As the name implies, business succession planning is a way for a business owner to determine ahead of time who will inherit the company after you retire or pass away. How simple or complicated this process will be depends on whether you own 100 percent of the business or have partners if you have a successor picked out, and other factors.
Choosing your successor takes thought
If you are the sole owner of the firm and have a single successor in mind, succession planning can be fairly straightforward. But often, business owners are in partnerships with one or more parties. If it is a family business, they might have several children to choose from. If not, there could be more than one co-owner, executive or manager that has a case for being made your successor. This decision requires a great deal of thought and advice from your estate planning attorney.
Elements of succession planning
Once you have chosen a successor, succession planning can include:
- Training and support for your future successor(s)
- The timeline for delegating responsibility and authority to the successor(s)

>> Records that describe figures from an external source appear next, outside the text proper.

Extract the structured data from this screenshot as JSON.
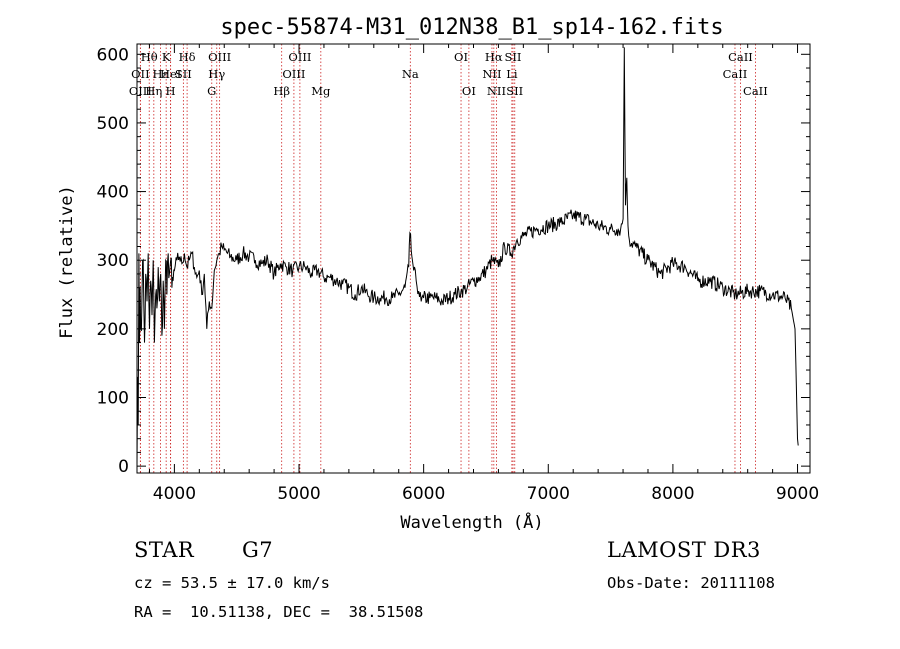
{
  "chart_data": {
    "type": "line",
    "title": "spec-55874-M31_012N38_B1_sp14-162.fits",
    "xlabel": "Wavelength (Å)",
    "ylabel": "Flux (relative)",
    "xlim": [
      3700,
      9100
    ],
    "ylim": [
      -10,
      615
    ],
    "x_ticks": [
      4000,
      5000,
      6000,
      7000,
      8000,
      9000
    ],
    "y_ticks": [
      0,
      100,
      200,
      300,
      400,
      500,
      600
    ],
    "grid": false,
    "line_color": "#000000",
    "marker_color": "#cc2222",
    "series": [
      {
        "x": [
          3700,
          3705,
          3710,
          3715,
          3720,
          3725,
          3730,
          3740,
          3750,
          3760,
          3770,
          3780,
          3790,
          3800,
          3810,
          3820,
          3830,
          3840,
          3850,
          3860,
          3870,
          3880,
          3890,
          3900,
          3910,
          3920,
          3930,
          3940,
          3950,
          3960,
          3970,
          3980,
          3990,
          4000,
          4020,
          4040,
          4060,
          4080,
          4100,
          4120,
          4140,
          4160,
          4180,
          4200,
          4220,
          4240,
          4260,
          4280,
          4300,
          4320,
          4340,
          4360,
          4380,
          4400,
          4450,
          4500,
          4550,
          4600,
          4650,
          4700,
          4750,
          4800,
          4850,
          4900,
          4950,
          5000,
          5050,
          5100,
          5150,
          5200,
          5250,
          5300,
          5350,
          5400,
          5450,
          5500,
          5550,
          5600,
          5650,
          5700,
          5750,
          5800,
          5850,
          5880,
          5890,
          5900,
          5910,
          5920,
          5940,
          5960,
          5980,
          6000,
          6050,
          6100,
          6150,
          6200,
          6250,
          6300,
          6350,
          6400,
          6450,
          6500,
          6550,
          6600,
          6650,
          6700,
          6750,
          6800,
          6900,
          7000,
          7100,
          7200,
          7300,
          7400,
          7500,
          7550,
          7580,
          7600,
          7610,
          7620,
          7630,
          7640,
          7650,
          7700,
          7800,
          7900,
          8000,
          8100,
          8200,
          8300,
          8400,
          8500,
          8600,
          8700,
          8800,
          8900,
          8950,
          8980,
          9000,
          9005
        ],
        "y": [
          0,
          130,
          60,
          310,
          180,
          260,
          200,
          250,
          300,
          180,
          280,
          240,
          310,
          200,
          270,
          220,
          300,
          180,
          250,
          230,
          290,
          240,
          280,
          190,
          270,
          200,
          300,
          250,
          310,
          280,
          300,
          260,
          270,
          285,
          300,
          305,
          295,
          310,
          290,
          300,
          310,
          290,
          275,
          285,
          250,
          280,
          200,
          240,
          230,
          285,
          300,
          310,
          320,
          315,
          305,
          300,
          310,
          305,
          300,
          295,
          300,
          280,
          295,
          290,
          285,
          290,
          290,
          280,
          285,
          275,
          275,
          270,
          265,
          260,
          250,
          260,
          250,
          245,
          245,
          245,
          245,
          250,
          260,
          290,
          340,
          315,
          300,
          285,
          270,
          255,
          240,
          245,
          245,
          245,
          240,
          245,
          250,
          255,
          260,
          270,
          275,
          285,
          300,
          290,
          320,
          310,
          330,
          335,
          345,
          350,
          355,
          365,
          360,
          350,
          345,
          345,
          345,
          360,
          610,
          380,
          420,
          350,
          330,
          320,
          300,
          280,
          295,
          290,
          270,
          270,
          260,
          250,
          255,
          255,
          250,
          245,
          230,
          200,
          40,
          30
        ]
      }
    ],
    "lines": [
      {
        "name": "Hθ",
        "wavelength": 3798,
        "row": 1
      },
      {
        "name": "OII",
        "wavelength": 3727,
        "row": 2
      },
      {
        "name": "OIII",
        "wavelength": 3727,
        "row": 3
      },
      {
        "name": "K",
        "wavelength": 3934,
        "row": 1
      },
      {
        "name": "Hε",
        "wavelength": 3889,
        "row": 2
      },
      {
        "name": "Hη",
        "wavelength": 3835,
        "row": 3
      },
      {
        "name": "H",
        "wavelength": 3969,
        "row": 3
      },
      {
        "name": "HeI",
        "wavelength": 3970,
        "row": 2
      },
      {
        "name": "SII",
        "wavelength": 4072,
        "row": 2
      },
      {
        "name": "Hδ",
        "wavelength": 4102,
        "row": 1
      },
      {
        "name": "OIII",
        "wavelength": 4363,
        "row": 1
      },
      {
        "name": "Hγ",
        "wavelength": 4340,
        "row": 2
      },
      {
        "name": "G",
        "wavelength": 4300,
        "row": 3
      },
      {
        "name": "OIII",
        "wavelength": 5007,
        "row": 1
      },
      {
        "name": "OIII",
        "wavelength": 4959,
        "row": 2
      },
      {
        "name": "Hβ",
        "wavelength": 4861,
        "row": 3
      },
      {
        "name": "Mg",
        "wavelength": 5175,
        "row": 3
      },
      {
        "name": "Na",
        "wavelength": 5893,
        "row": 2
      },
      {
        "name": "OI",
        "wavelength": 6300,
        "row": 1
      },
      {
        "name": "OI",
        "wavelength": 6363,
        "row": 3
      },
      {
        "name": "Hα",
        "wavelength": 6563,
        "row": 1
      },
      {
        "name": "NII",
        "wavelength": 6548,
        "row": 2
      },
      {
        "name": "NII",
        "wavelength": 6584,
        "row": 3
      },
      {
        "name": "SII",
        "wavelength": 6717,
        "row": 1
      },
      {
        "name": "Li",
        "wavelength": 6708,
        "row": 2
      },
      {
        "name": "SII",
        "wavelength": 6731,
        "row": 3
      },
      {
        "name": "CaII",
        "wavelength": 8542,
        "row": 1
      },
      {
        "name": "CaII",
        "wavelength": 8498,
        "row": 2
      },
      {
        "name": "CaII",
        "wavelength": 8662,
        "row": 3
      }
    ]
  },
  "footer": {
    "class_label": "STAR",
    "subclass": "G7",
    "survey": "LAMOST DR3",
    "redshift_text": "cz = 53.5 ± 17.0 km/s",
    "obs_date_text": "Obs-Date: 20111108",
    "coords_text": "RA =  10.51138, DEC =  38.51508"
  }
}
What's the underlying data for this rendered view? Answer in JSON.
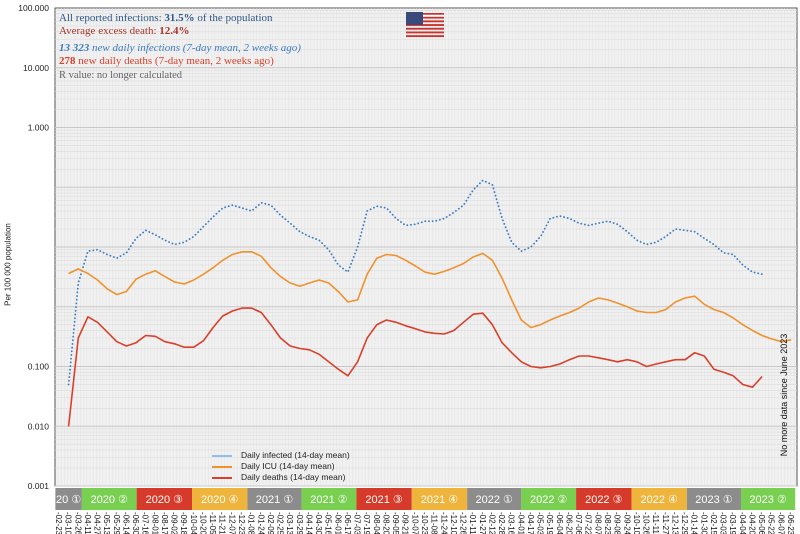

- Whether to bring in outside directors or advisors to provide objective assistance
- How to retain employees during and after succession through compensation planning
With careful planning, you can virtually guarantee a smooth transition with a minimum of business disruption and hurt feelings. This is especially important when you are deciding between children or longtime workers to take your place. If you must choose one over the others, even for solid business reasons, the ones left out may object. But your attorney can help you plan in a way that minimizes the risk of a fight.